Food grade: French toast & bacon

Food grade: French toast & bacon

French toast ($3.79) and bacon ($1.25)

As we near the end of the semester, the more dedicated students among us will be spending more and more time on campus, perhaps even to the point that we feel like we are living here. It is only fitting then, that Food Grade visits the breakfast menu. Breakfast at the Skyline Café includes the typical eggs any-style and sides, pre-made breakfast burritos, customizable egg (not Mc) Muffins, and French toast.

It seems unfair to critique eggs on a plate, or a pre-made burrito, or even the now universal egg (copyright infringement) McMuffin. This evening’s fast was broken with squishy, fried bread.

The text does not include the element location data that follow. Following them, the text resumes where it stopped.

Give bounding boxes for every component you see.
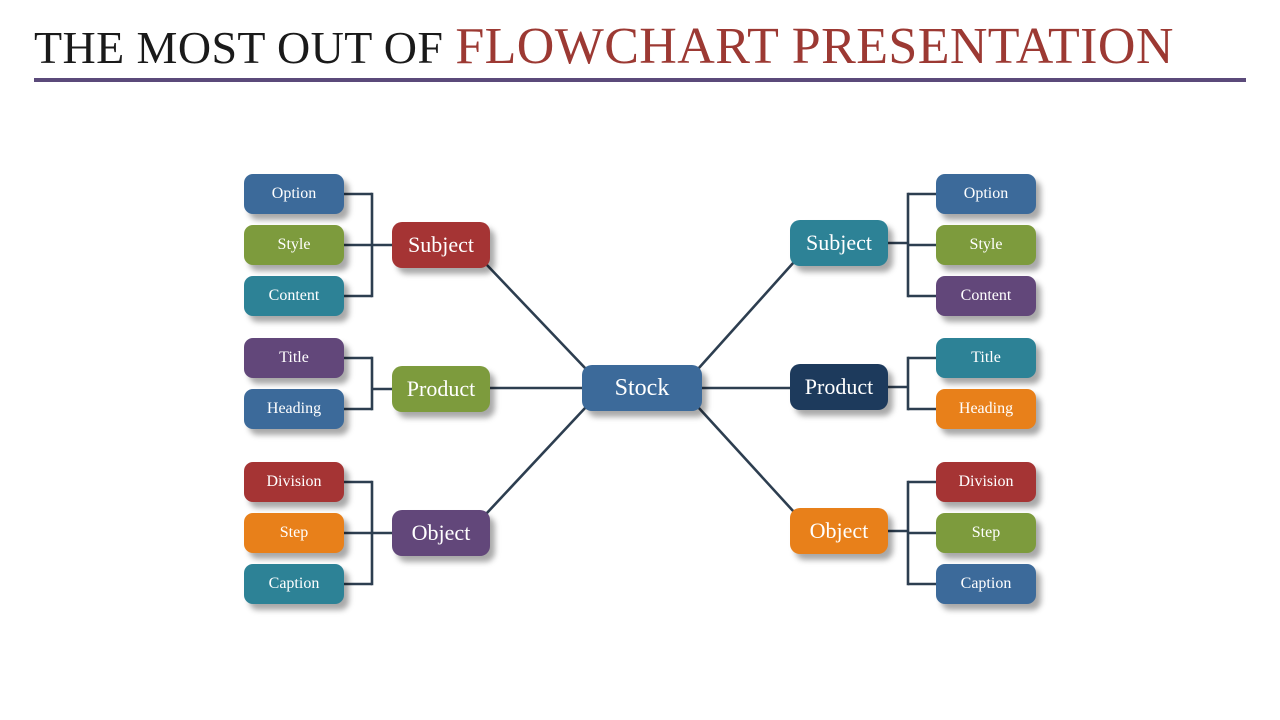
node-label: Stock bbox=[614, 374, 670, 401]
node-branch-right-product[interactable]: Product bbox=[790, 364, 888, 410]
node-label: Title bbox=[971, 349, 1001, 366]
node-branch-left-product[interactable]: Product bbox=[392, 366, 490, 412]
node-leaf-left-subject-content[interactable]: Content bbox=[244, 276, 344, 316]
node-leaf-left-object-step[interactable]: Step bbox=[244, 513, 344, 553]
node-label: Caption bbox=[960, 575, 1012, 592]
node-leaf-right-subject-content[interactable]: Content bbox=[936, 276, 1036, 316]
node-label: Division bbox=[958, 473, 1014, 490]
node-branch-left-object[interactable]: Object bbox=[392, 510, 490, 556]
node-leaf-right-object-step[interactable]: Step bbox=[936, 513, 1036, 553]
node-branch-left-subject[interactable]: Subject bbox=[392, 222, 490, 268]
node-leaf-left-subject-option[interactable]: Option bbox=[244, 174, 344, 214]
node-label: Heading bbox=[266, 400, 322, 417]
node-label: Step bbox=[279, 524, 309, 541]
node-label: Division bbox=[266, 473, 322, 490]
node-leaf-left-subject-style[interactable]: Style bbox=[244, 225, 344, 265]
node-label: Option bbox=[963, 185, 1009, 202]
node-label: Object bbox=[809, 518, 869, 543]
node-leaf-left-product-heading[interactable]: Heading bbox=[244, 389, 344, 429]
node-label: Style bbox=[969, 236, 1003, 253]
node-label: Subject bbox=[408, 232, 474, 257]
node-label: Title bbox=[279, 349, 309, 366]
page-title: THE MOST OUT OF FLOWCHART PRESENTATION bbox=[34, 20, 1246, 75]
node-leaf-right-subject-style[interactable]: Style bbox=[936, 225, 1036, 265]
node-label: Subject bbox=[806, 230, 872, 255]
slide-header: THE MOST OUT OF FLOWCHART PRESENTATION bbox=[0, 0, 1280, 92]
node-layer: Option Style Content Subject Title Heading Pro… bbox=[0, 92, 1280, 720]
node-leaf-right-object-caption[interactable]: Caption bbox=[936, 564, 1036, 604]
node-label: Caption bbox=[268, 575, 320, 592]
node-label: Option bbox=[271, 185, 317, 202]
node-label: Content bbox=[960, 287, 1012, 304]
node-hub-stock[interactable]: Stock bbox=[582, 365, 702, 411]
node-leaf-left-object-division[interactable]: Division bbox=[244, 462, 344, 502]
page-title-accent: FLOWCHART PRESENTATION bbox=[455, 18, 1174, 75]
node-label: Object bbox=[411, 520, 471, 545]
node-label: Product bbox=[406, 376, 476, 401]
title-underline-divider bbox=[34, 78, 1246, 82]
node-leaf-right-object-division[interactable]: Division bbox=[936, 462, 1036, 502]
node-leaf-left-product-title[interactable]: Title bbox=[244, 338, 344, 378]
node-label: Content bbox=[268, 287, 320, 304]
node-label: Heading bbox=[958, 400, 1014, 417]
node-label: Step bbox=[971, 524, 1001, 541]
node-label: Style bbox=[277, 236, 311, 253]
node-branch-right-object[interactable]: Object bbox=[790, 508, 888, 554]
node-leaf-right-subject-option[interactable]: Option bbox=[936, 174, 1036, 214]
node-leaf-right-product-heading[interactable]: Heading bbox=[936, 389, 1036, 429]
node-branch-right-subject[interactable]: Subject bbox=[790, 220, 888, 266]
flowchart-diagram: Option Style Content Subject Title Heading Pro… bbox=[0, 92, 1280, 720]
node-leaf-right-product-title[interactable]: Title bbox=[936, 338, 1036, 378]
page-title-prefix: THE MOST OUT OF bbox=[34, 22, 456, 73]
node-leaf-left-object-caption[interactable]: Caption bbox=[244, 564, 344, 604]
node-label: Product bbox=[804, 374, 874, 399]
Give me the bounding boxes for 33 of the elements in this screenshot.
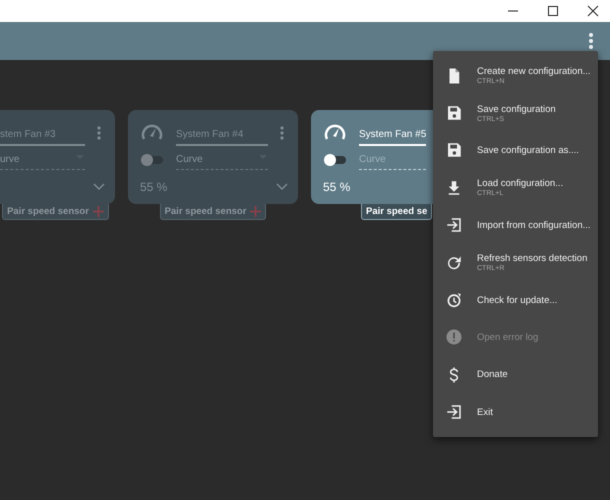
menu-item-label: Import from configuration... [477,220,591,231]
more-menu-icon[interactable] [588,32,594,50]
menu-item-label: Load configuration... [477,178,564,190]
alert-circle-icon [445,328,463,346]
speed-percent: 55 % [323,180,352,194]
speed-percent: 55 % [140,180,168,194]
menu-item[interactable]: Check for update... [433,281,598,319]
menu-item[interactable]: Save configuration as.... [433,132,598,170]
fan-name-field[interactable]: System Fan #5 [359,127,426,146]
maximize-icon[interactable] [546,4,560,18]
menu-item-label: Donate [477,369,508,380]
close-icon[interactable] [586,4,600,18]
menu-item[interactable]: Donate [433,356,598,394]
refresh-icon [445,254,463,272]
menu-item-label: Open error log [477,332,538,343]
menu-item-label: Create new configuration... [477,66,591,78]
import-icon [445,216,463,234]
chevron-down-icon[interactable] [93,183,105,191]
menu-item-label: Refresh sensors detection [477,253,588,264]
clock-update-icon [445,291,463,310]
menu-item[interactable]: Exit [433,394,598,431]
pair-sensor-button[interactable]: Pair speed se [361,204,432,220]
menu-item-label: Exit [477,406,493,418]
toggle-switch[interactable] [140,153,164,167]
more-options-icon[interactable] [280,126,284,140]
menu-item-label: Save configuration [477,104,556,115]
chevron-down-icon[interactable] [276,183,288,191]
toggle-switch[interactable] [323,153,347,167]
menu-item[interactable]: Import from configuration... [433,206,598,244]
menu-item-label: Save configuration as.... [477,144,579,156]
more-options-icon[interactable] [97,126,101,140]
menu-item-label: Check for update... [477,294,558,306]
exit-icon [445,403,463,422]
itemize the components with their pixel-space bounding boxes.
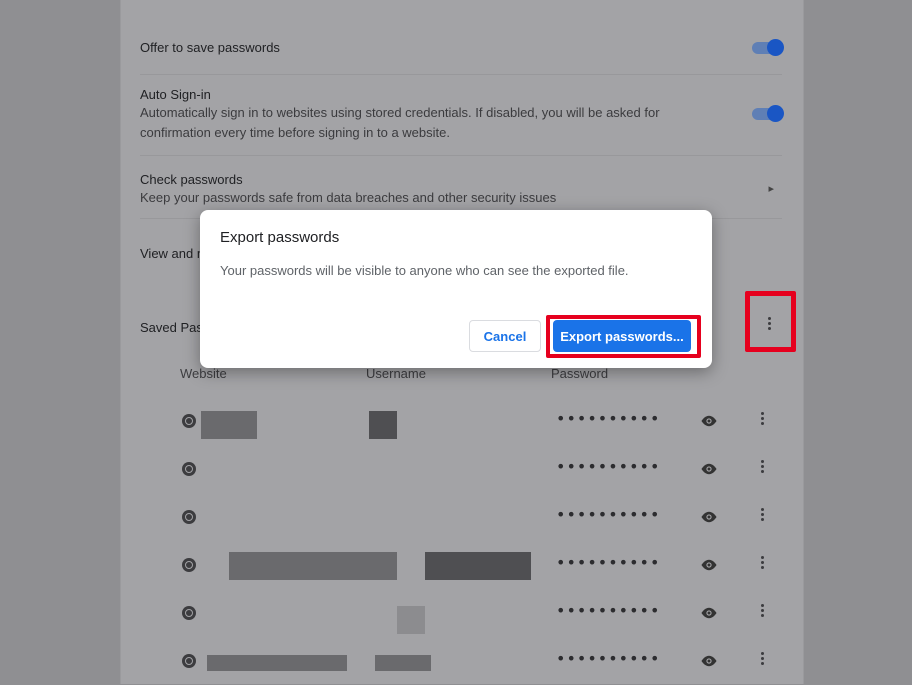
column-header-password: Password <box>551 366 609 381</box>
offer-to-save-toggle[interactable] <box>752 39 784 56</box>
export-button-highlight <box>546 315 701 358</box>
row-more-icon[interactable] <box>761 508 764 521</box>
password-value: •••••••••• <box>556 409 661 428</box>
row-more-icon[interactable] <box>761 652 764 665</box>
auto-signin-description-line1: Automatically sign in to websites using … <box>140 105 660 120</box>
check-passwords-description: Keep your passwords safe from data breac… <box>140 190 557 205</box>
auto-signin-toggle[interactable] <box>752 105 784 122</box>
cancel-button[interactable]: Cancel <box>469 320 541 352</box>
dialog-message: Your passwords will be visible to anyone… <box>220 263 629 278</box>
redacted-username <box>425 552 531 580</box>
password-value: •••••••••• <box>556 457 661 476</box>
check-passwords-label: Check passwords <box>140 172 243 187</box>
table-row: •••••••••• <box>120 445 802 493</box>
dialog-title: Export passwords <box>220 229 340 246</box>
show-password-eye-icon[interactable] <box>700 463 718 475</box>
row-more-icon[interactable] <box>761 460 764 473</box>
saved-passwords-heading: Saved Pas <box>140 320 203 335</box>
redacted-website <box>207 655 347 671</box>
menu-button-highlight <box>745 291 796 352</box>
redacted-website <box>229 552 397 580</box>
redacted-username <box>369 411 397 439</box>
show-password-eye-icon[interactable] <box>700 607 718 619</box>
auto-signin-row[interactable]: Auto Sign-in Automatically sign in to we… <box>140 75 784 156</box>
offer-to-save-row[interactable]: Offer to save passwords <box>140 22 784 75</box>
chevron-right-icon: ▸ <box>768 183 774 195</box>
row-more-icon[interactable] <box>761 556 764 569</box>
show-password-eye-icon[interactable] <box>700 655 718 667</box>
globe-icon <box>182 510 196 524</box>
table-row: •••••••••• <box>120 589 802 637</box>
globe-icon <box>182 414 196 428</box>
globe-icon <box>182 558 196 572</box>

There are many variations on French toast. Historically, what we in the States call French toast is not even a French dish. Like French fries, we’ve simply added the Franco qualifier to make salty, tough, guilty pleasures sound fancy. From savage Visigoths salvaging stale bread, to crack-head cartoon pastry chefs pitching razor-sharp frosted cereal, many parts of the world have developed their own variation on this double-cooked delight. None of the more famous varietals, ironically, are French.

If you expected this history of reanimated Franken-bread to lead to Skyline Café’s unique take on the dish, you were mistaken. The Skyline Café is sticking with basic American roadside diner French toast, and that’s OK.

It’s pretty straight-forward stuff. Thickly sliced white bread soaked in egg batter and griddle-fried. The bacon has been resting all morning under the heat lamp incubator, but bacon is bacon. As long as it’s made out of pig, it’s hard to make too much of a mess out of it.

The toast itself was surprisingly fine. Thankfully they avoided the original recipe of rock-hard bread soaked in milk until it eats like a soup or futuristic nutrient gruel. I’m also grateful they steered clear of the newly popular Hong Kong style, which is dunked in the fry-o-lator until it eats more like a carnival Twinkie, or a crusty sponge – good in its own way, but a disappointment if you’re expecting Franco-American toast.

With such a brunchy food on the plate, the glass called for a brunch cocktail, and there are only two. Mimosas are for cougars. The bloody mary is the morning cocktail for people bold enough to eat at the Skyline Café first thing in the morning. The bloody mary has been called the most complex cocktail recipe there is, however. It’s a difficult drink to carry and assemble on the go. Lucky for café patrons, everything you need is right there in the salad bar (save for the vodka, of course). Salt, pepper, Tabasco, ketchup, balsamic vinegar (substituting for Worcester sauce), a tiny splash of juice from the mandarin orange bowl, and a few stray veggies for garnish and you are a few shots of Stoli away from a poor man’s bloody mary. Let’s call it the Bloody Trojan.

Brunch and drinks: B. Good enough to get the job done.

Disclaimer, the writer of this column want to keep themselves anonymous for the sake of keeping the reviews unbiased and fair.